Bad luck and a slow day for ducks on the refuge provides some good wildlife viewing.
Location: Ridgefield NWR, Blind 6
Conditions: 39 degrees and light fog in the morning, warmer and partly cloudy in afternoon with breeze of 5-10 mph
Birds Taken: 0
Typical of a mid-week hunt, work schedules get in the way of hunting. Roman was unable to pull away for the day to hunt. I reached out to another friend and he too had to work. So I was on my own to “bring home the ducks. “
As I prepared for the hunt, I noticed with the recent time change, sunrise was earlier, which means check in is earlier and getting out of bed seems much earlier. My alarm went off at 3:50 a.m., sharp.
As I start my fourth year of duck hunting, I have to say we have had pretty good luck getting a blind with the lottery system when standby hunting at the Ridgefield Refuge. Unfortunately, that luck ran out this Tuesday morning. Too many hunters, not enough blinds. All totaled, three groups were turned away after all the blinds were selected. We were put on a list and could return at 10 a.m. and await the availability of a blind as hunters complete their morning hunts and return to the check station.
So I grabbed a couple hours of sleep and returned for the 10 a.m. draw. One group of hunters had returned and had bagged 3 ducks. Not very promising but better than sitting in the parking lot not knowing how long I might have to wait for another blind. I took Blind 6 and was pretty optimistic of my chances. From mine and Roman’s previous hunt, water levels seemed to be an issue and I knew Blind 6 had a nice open body of water. So far this season, the number of ducks taken from Blind 6 seemed to be above average from years past. This was my first opportunity to hunt Blind 6 and I always look forward to hunting a blind for the first time.
I was happy with the camouflage around the blind itself. There was some taller grass around the pit blind and I felt well concealed. I packed in two dozen decoys and placed them vertically to the right and left of the blind in almost a “V” pattern. I left what I hoped to be a large landing zone in the middle, directly in front of the blind.
I noticed during the hike in and the set up that the refuge seemed unusually quiet. Not a lot of shooting from any of the blinds. Within 20 minutes, I had my first two ducks circling low. They actually flew in below the tree line and I did not see them until one was landing in the middle of the left side of deeks. This pair were shovelers and from my experience they often fly in low and land with little warning. The second shoveler landed in the next pond over near Blind 5.

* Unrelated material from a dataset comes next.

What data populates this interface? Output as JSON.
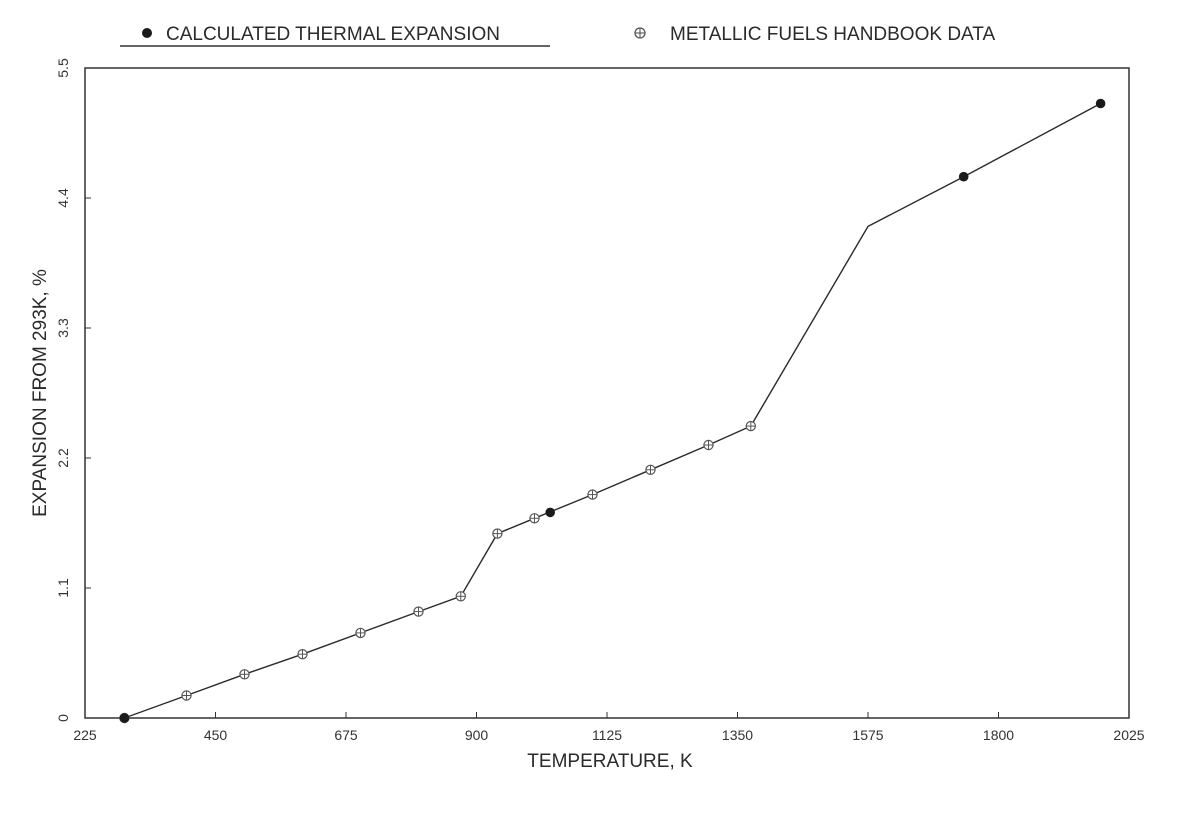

My shoveler swam out of the back of the decoy spread and it appeared I lost my opportunity. I heard the duck occasionally giving a single quack. I started answering it with a single quack and it turned and slowly swam in my direction. I tried to work it for about 10 minutes and attempted a 40 yard shot but missed. There was no wind at the time and the duck flew directly away from me and did not give me another shot.
Little did I know, those were the only ducks I would see the rest of the day. I felt like I had good open water and a good decoy spread. I even had a light breeze start up at about noon that lasted the rest of the afternoon. The ducks just weren’t flying. I learned the whole refuge was slow that day in comparison to other days this season.
During the afternoon I got the chance to watch a coyote for nearly an hour. It soaked up some sun and then hunted a few snacks in the field between Blind 6 and Blind 7. I also watched two bald eagles and buck from my blind. I look forward to the opening of goose season on November 14th as I saw hundreds of geese fly right over the blind. While the duck hunting was slow this day, the wildlife viewing was good.